As a lawyer at the bar, Taney was not eloquent, nor impassioned ; but he was solid, strong, and persuasive. As long since as 1825, he was the first lawyer in his state ; and the bar of that state was second to none in the country. Robert Goodloe Harper and William Pinkney had died, leaving Taney without a peer. In 1829, William Wirt, after twelve years of brilliant service as attorney-general of the United States, removed to Baltimore, and became the rival of Taney. The contest was a spirited, but a decisive one. Wirt was the more polished, eloquent, and scholarly man ; but Taney brought the logic of a giant to bear upon the beautiful creations of the rhetorical artist. He more than sustained himself in the conflict; he brought out of it a reputation increased, rather than diminished.

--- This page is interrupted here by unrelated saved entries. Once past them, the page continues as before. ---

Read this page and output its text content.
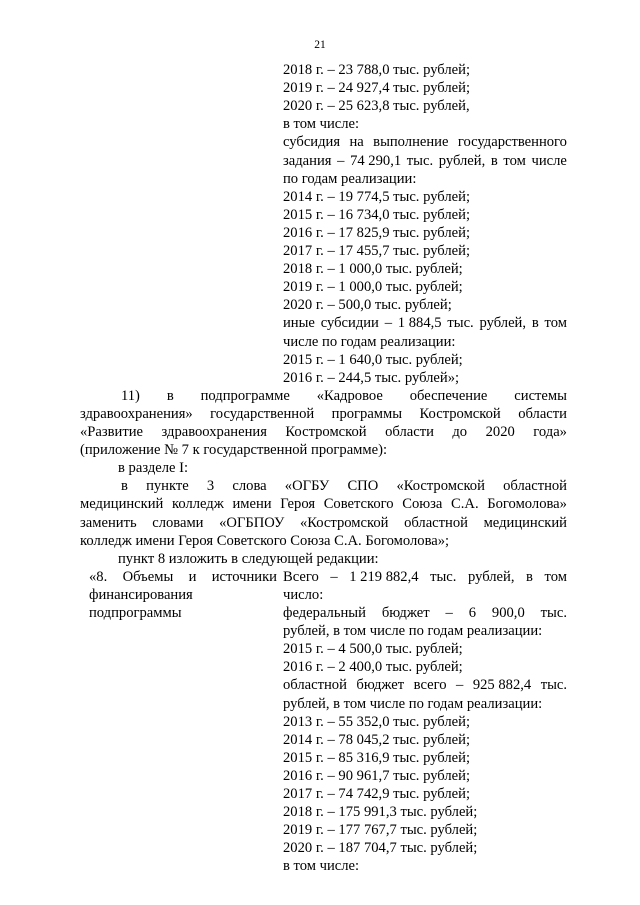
21
2018 г. – 23 788,0 тыс. рублей;
2019 г. – 24 927,4 тыс. рублей;
2020 г. – 25 623,8 тыс. рублей,
в том числе:
субсидия на выполнение государственного
задания – 74 290,1 тыс. рублей, в том числе
по годам реализации:
2014 г. – 19 774,5 тыс. рублей;
2015 г. – 16 734,0 тыс. рублей;
2016 г. – 17 825,9 тыс. рублей;
2017 г. – 17 455,7 тыс. рублей;
2018 г. – 1 000,0 тыс. рублей;
2019 г. – 1 000,0 тыс. рублей;
2020 г. – 500,0 тыс. рублей;
иные субсидии – 1 884,5 тыс. рублей, в том
числе по годам реализации:
2015 г. – 1 640,0 тыс. рублей;
2016 г. – 244,5 тыс. рублей»;
11) в подпрограмме «Кадровое обеспечение системы
здравоохранения» государственной программы Костромской области
«Развитие здравоохранения Костромской области до 2020 года»
(приложение № 7 к государственной программе):
в разделе I:
в пункте 3 слова «ОГБУ СПО «Костромской областной
медицинский колледж имени Героя Советского Союза С.А. Богомолова»
заменить словами «ОГБПОУ «Костромской областной медицинский
колледж имени Героя Советского Союза С.А. Богомолова»;
пункт 8 изложить в следующей редакции:
«8. Объемы и источники
финансирования
подпрограммы
Всего – 1 219 882,4 тыс. рублей, в том
число:
федеральный бюджет – 6 900,0 тыс.
рублей, в том числе по годам реализации:
2015 г. – 4 500,0 тыс. рублей;
2016 г. – 2 400,0 тыс. рублей;
областной бюджет всего – 925 882,4 тыс.
рублей, в том числе по годам реализации:
2013 г. – 55 352,0 тыс. рублей;
2014 г. – 78 045,2 тыс. рублей;
2015 г. – 85 316,9 тыс. рублей;
2016 г. – 90 961,7 тыс. рублей;
2017 г. – 74 742,9 тыс. рублей;
2018 г. – 175 991,3 тыс. рублей;
2019 г. – 177 767,7 тыс. рублей;
2020 г. – 187 704,7 тыс. рублей;
в том числе:
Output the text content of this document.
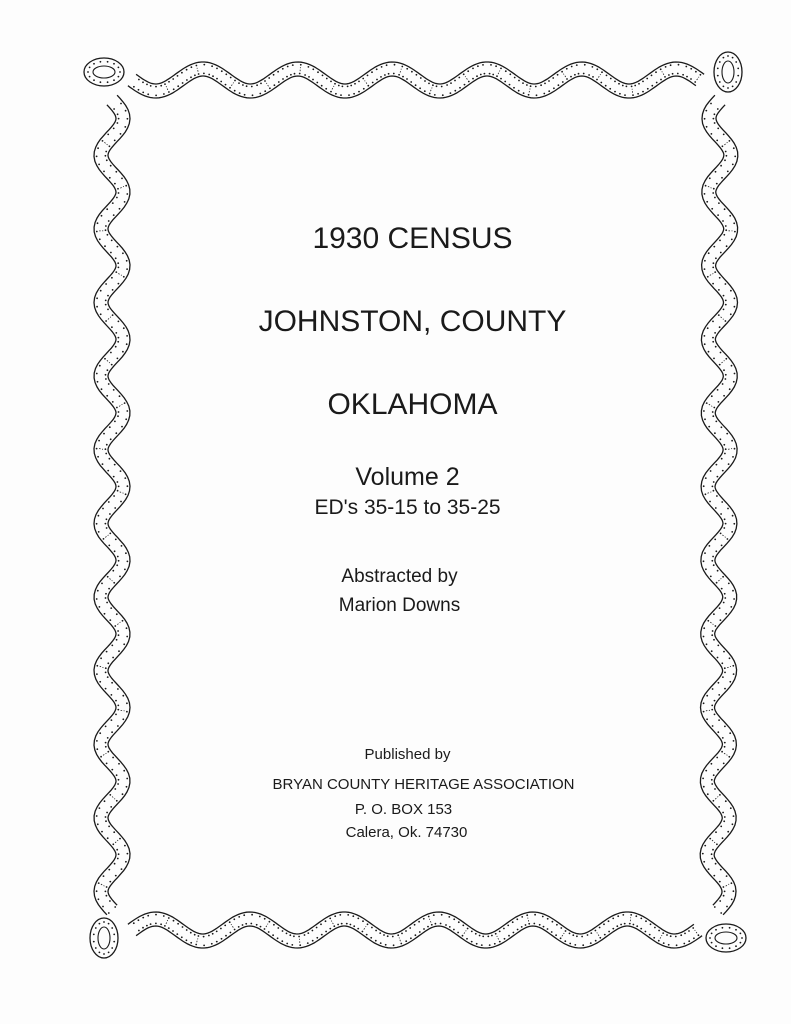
1930 CENSUS
JOHNSTON, COUNTY
OKLAHOMA
Volume 2
ED's 35-15 to 35-25
Abstracted by
Marion Downs
Published by
BRYAN COUNTY HERITAGE ASSOCIATION
P. O. BOX 153
Calera, Ok. 74730
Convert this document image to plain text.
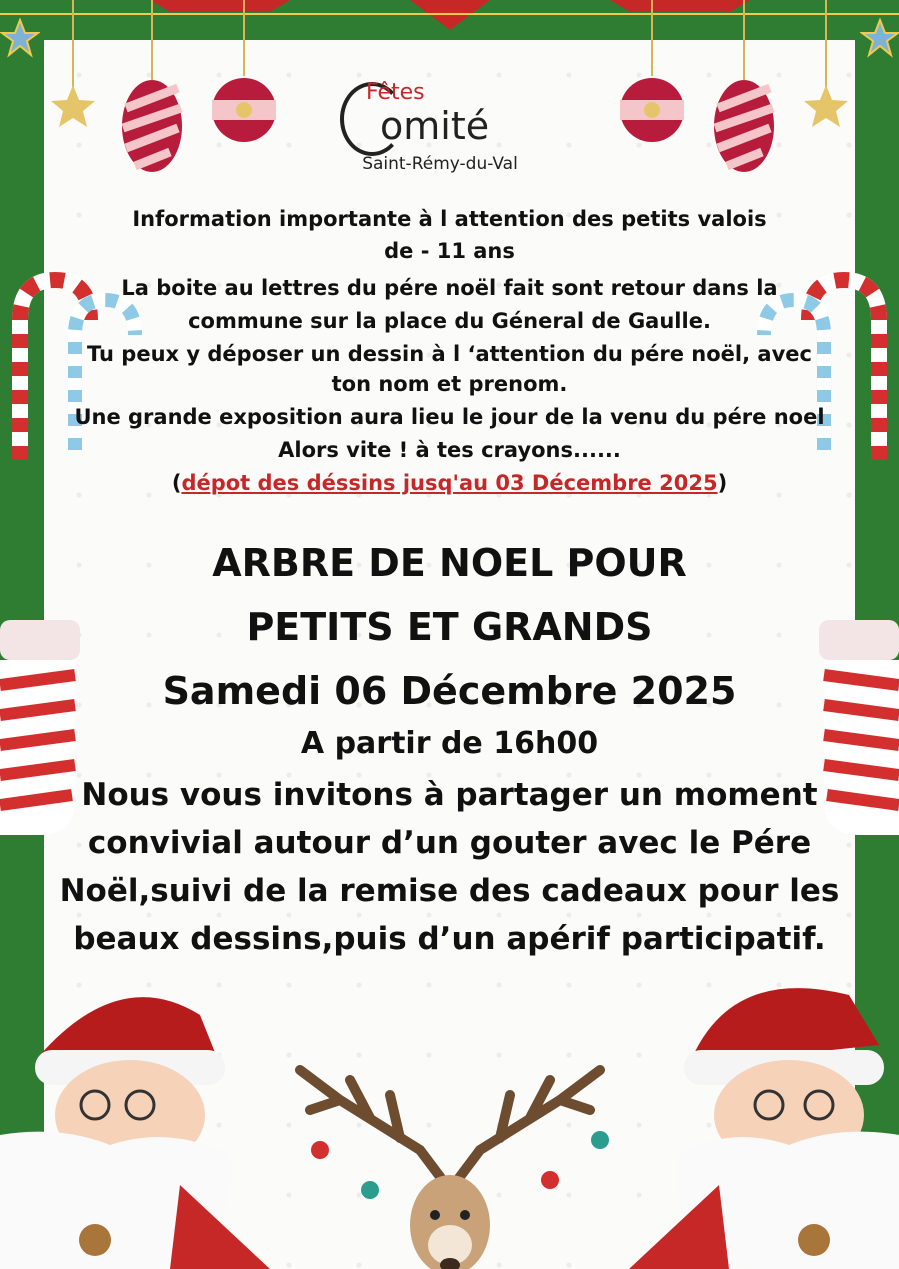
Fêtes
omité
Saint-Rémy-du-Val

Information importante à l attention des petits valois

de - 11 ans

La boite au lettres du pére noël fait sont retour dans la

commune sur la place du Géneral de Gaulle.

Tu peux y déposer un dessin à l ‘attention du pére noël, avec

ton nom et prenom.

Une grande exposition aura lieu le jour de la venu du pére noel

Alors vite ! à tes crayons......

(dépot des déssins jusq'au 03 Décembre 2025)

ARBRE DE NOEL POUR

PETITS ET GRANDS

Samedi 06 Décembre 2025

A partir de 16h00

Nous vous invitons à partager un moment

convivial autour d’un gouter avec le Pére

Noël,suivi de la remise des cadeaux pour les

beaux dessins,puis d’un apérif participatif.
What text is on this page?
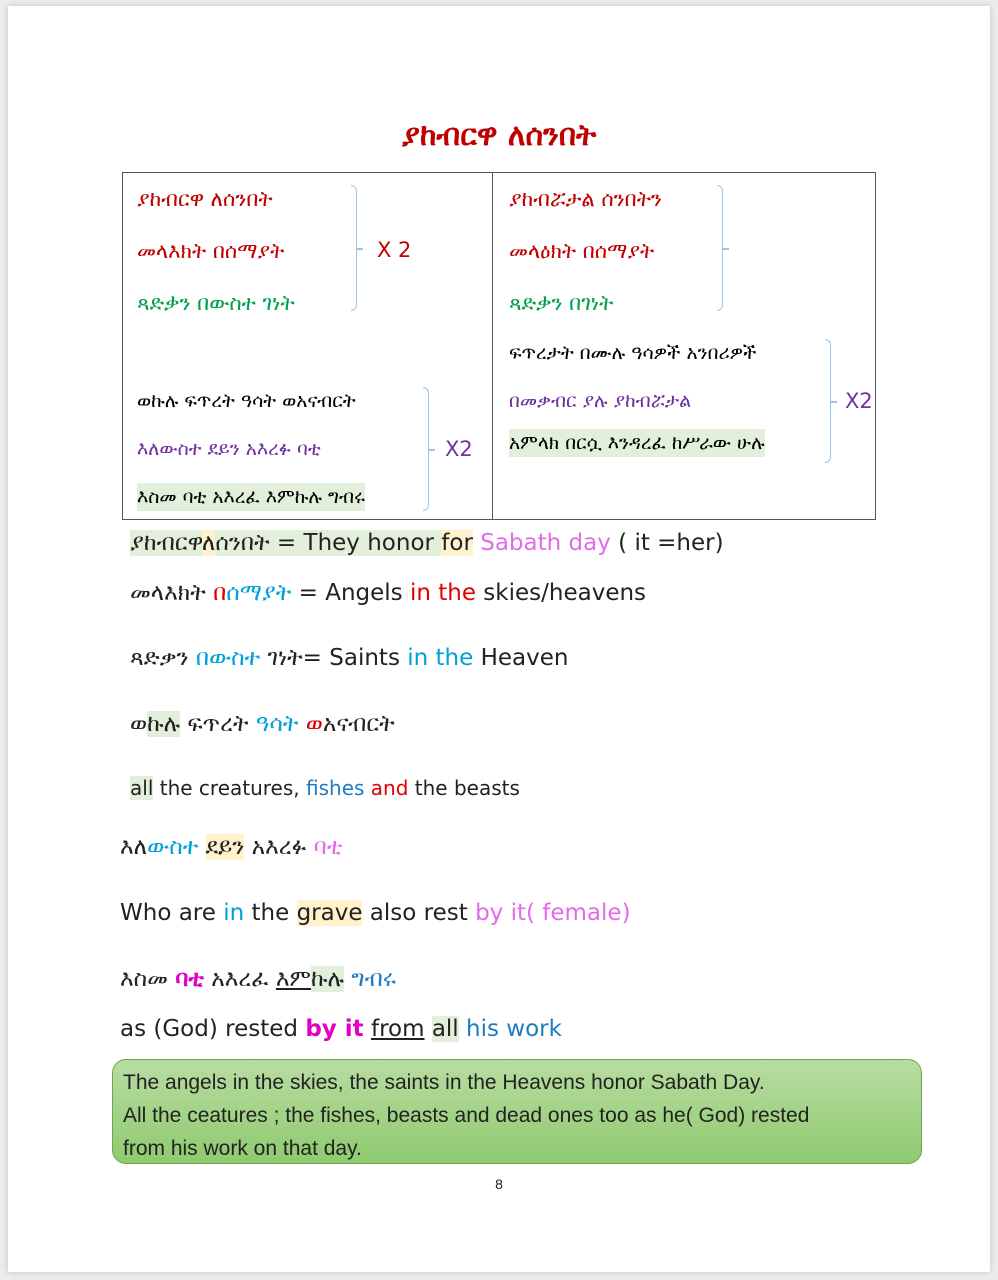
ያከብርዋ ለሰንበት
ያከብርዋ ለሰንበት
መላእክት በሰማያት
ጻድቃን በውስተ ገነት
X 2
ወኩሉ ፍጥረት ዓሳት ወአናብርት
እለውስተ ደይን አእረፉ ባቲ
እስመ ባቲ አእረፈ እምኩሉ ግብሩ
X2
ያከብሯታል ሰንበትን
መላዕክት በሰማያት
ጻድቃን በገነት
ፍጥረታት በሙሉ ዓሳዎች አንበሪዎች
በመቃብር ያሉ ያከብሯታል
አምላክ በርሷ እንዳረፈ ከሥራው ሁሉ
X2
ያከብርዋለሰንበት = They honor for Sabath day ( it =her)
መላእክት በሰማያት = Angels in the skies/heavens
ጻድቃን በውስተ ገነት= Saints in the Heaven
ወኩሉ ፍጥረት ዓሳት ወአናብርት
all the creatures, fishes and the beasts
እለውስተ ደይን አእረፉ ባቲ
Who are in the grave also rest by it( female)
እስመ ባቲ አእረፈ እምኩሉ ግብሩ
as (God) rested by it from all his work
The angels in the skies, the saints in the Heavens honor Sabath Day.
All the ceatures ; the fishes, beasts and dead ones too as he( God) rested
from his work on that day.
8
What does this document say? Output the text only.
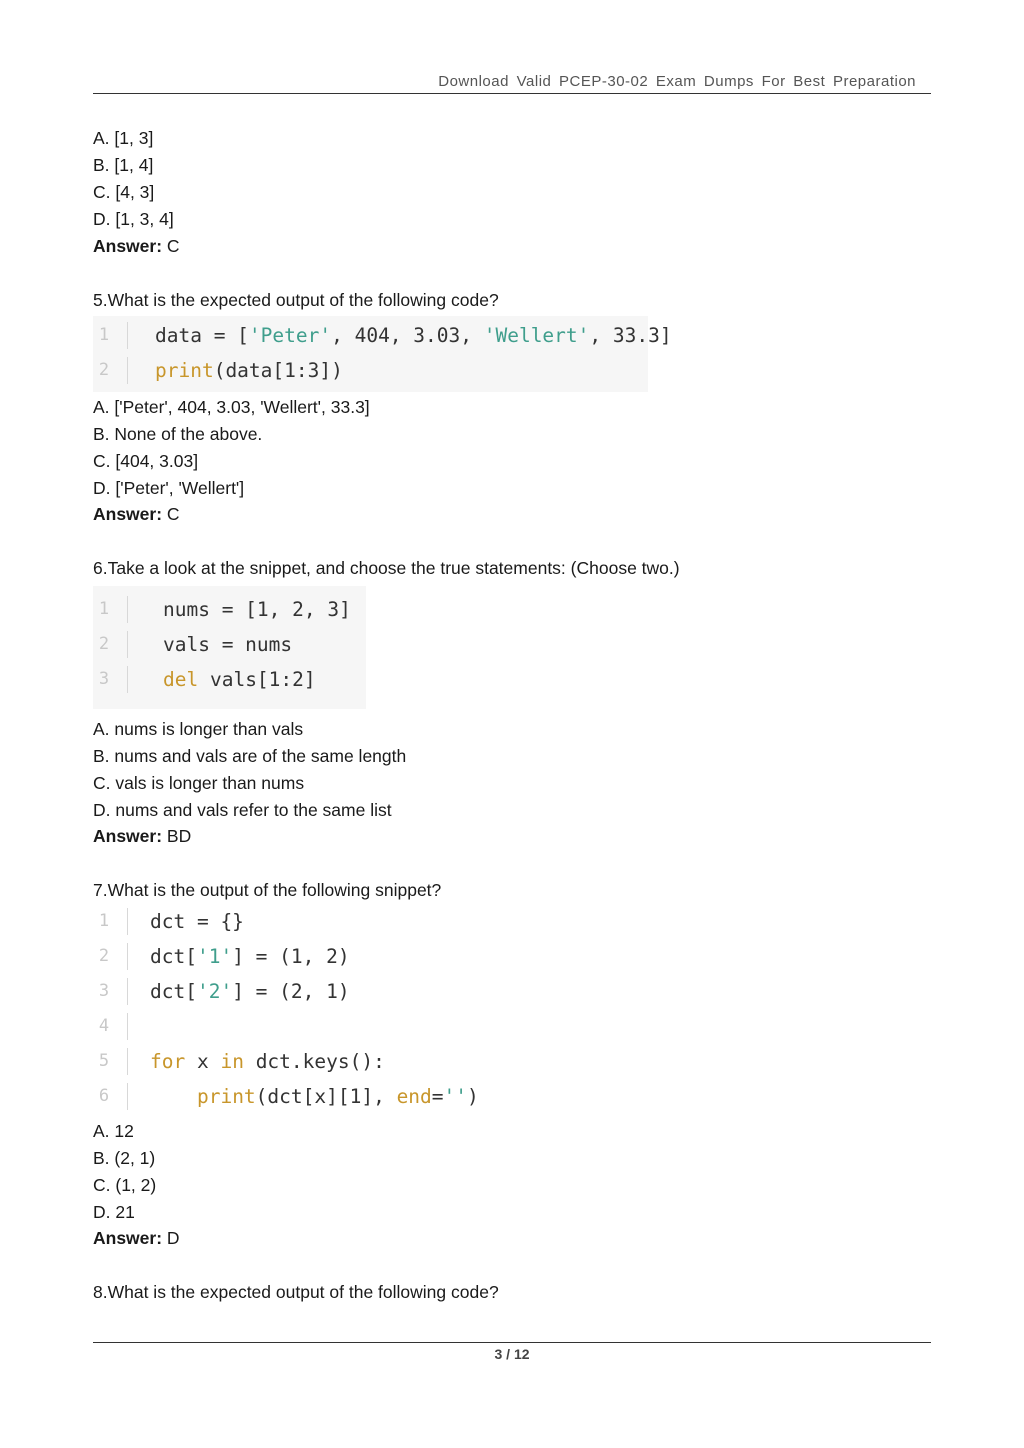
Download Valid PCEP-30-02 Exam Dumps For Best Preparation
A. [1, 3]
B. [1, 4]
C. [4, 3]
D. [1, 3, 4]
Answer: C
5.What is the expected output of the following code?
1	data = ['Peter', 404, 3.03, 'Wellert', 33.3]
2	print(data[1:3])
A. ['Peter', 404, 3.03, 'Wellert', 33.3]
B. None of the above.
C. [404, 3.03]
D. ['Peter', 'Wellert']
Answer: C
6.Take a look at the snippet, and choose the true statements: (Choose two.)
1	nums = [1, 2, 3]
2	vals = nums
3	del vals[1:2]
A. nums is longer than vals
B. nums and vals are of the same length
C. vals is longer than nums
D. nums and vals refer to the same list
Answer: BD
7.What is the output of the following snippet?
1	dct = {}
2	dct['1'] = (1, 2)
3	dct['2'] = (2, 1)
4
5	for x in dct.keys():
6	print(dct[x][1], end='')
A. 12
B. (2, 1)
C. (1, 2)
D. 21
Answer: D
8.What is the expected output of the following code?
3 / 12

Among the more prominent men with whom he came in contact in professional life, were Winder, Harper, Martin, Pinkney, and Wirt. He was equal to any one of them, though differing in the leading traits of his mind from each. Winder was a very superior lawyer. Taney was a man of more ability and culture than Goodloe Harper. He himself was accustomed to speak of Luther Martin as the ablest of the men of his professional days. The chief-justice was, however, so averse to speaking of himself, that he seldom, even to his most intimate friends, indulged in reminiscences of his earlier life. Pinkney was the superior of Martin in elegance, polish, and eloquence; also in knowledge of political law; but in all other respects, the chief-justice always spoke of Martin as the abler and more learned man.